Motifs de la décision :
Aux termes de l'article 803 du Code de procédure civile, « l'ordonnance de clôture ne peut être révoquée que s'il se révèle une cause grave depuis qu'elle a été rendue ». L'ordonnance de clôture « peut être révoquée, d'office ou à la demande des parties, soit par ordonnance motivée du juge de la mise en état, soit, après l'ouverture des débats, par décision du tribunal”.
En l'espèce, l’instance en contestation de résolutions de l’assemblée générale du 8 juin 2022, enregistrée sous le numéro de RG 22/10417, est close, l’affaire ayant été renvoyée pour plaidoiries à l’audience juge rapporteur du mardi 24 octobre 2024 à 13 heures.
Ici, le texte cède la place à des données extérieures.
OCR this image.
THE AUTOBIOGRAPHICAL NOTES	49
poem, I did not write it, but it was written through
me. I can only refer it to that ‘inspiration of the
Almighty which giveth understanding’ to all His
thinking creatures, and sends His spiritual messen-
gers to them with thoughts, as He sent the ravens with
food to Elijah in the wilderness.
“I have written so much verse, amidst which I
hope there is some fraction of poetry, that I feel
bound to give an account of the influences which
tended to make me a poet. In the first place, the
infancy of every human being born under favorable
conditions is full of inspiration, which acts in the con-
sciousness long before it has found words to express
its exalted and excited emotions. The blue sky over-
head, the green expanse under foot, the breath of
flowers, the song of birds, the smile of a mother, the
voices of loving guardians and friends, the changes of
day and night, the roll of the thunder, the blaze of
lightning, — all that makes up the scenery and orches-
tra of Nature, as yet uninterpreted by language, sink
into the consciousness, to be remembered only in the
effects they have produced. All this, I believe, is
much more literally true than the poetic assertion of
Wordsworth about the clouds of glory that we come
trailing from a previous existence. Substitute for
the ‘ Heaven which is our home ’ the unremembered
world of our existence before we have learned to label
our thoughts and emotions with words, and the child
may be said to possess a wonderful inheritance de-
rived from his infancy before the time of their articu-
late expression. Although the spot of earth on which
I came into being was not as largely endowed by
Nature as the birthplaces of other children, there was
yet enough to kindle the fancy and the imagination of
Dans ces conditions, il apparaît dans l’intérêt d’une bonne administration de la justice de révoquer, avant l’ouverture des débats, l’ordonnance de clôture rendue le 24 octobre 2023 dans la présente instance, connexe, enregistrée sous le numéro de RG 22/12965 et de renvoyer l’affaire à l’audience de mise en état du mardi 14 janvier 2025 pour conclusions et/ou messages RPVA des parties au plus tard le 10 janvier 2025, après qu’un jugement ait été rendu dans l’instance enregistrée sous le numéro de RG 22/10417.
Par ces motifs :
Le juge de la mise en état, statuant par ordonnance contradictoire, mise à disposition au greffe et susceptible de recours,
- Révoque l’ordonnance de clôture rendue le 24 octobre 2023,
- Renvoie l'affaire à l'audience de mise état du mardi 14 janvier 2025 pour conclusions et/ou messages RPVA des parties au plus tard le 10 janvier 2025, après qu’un jugement ait été rendu dans l’instance enregistrée sous le numéro de RG 22/10417.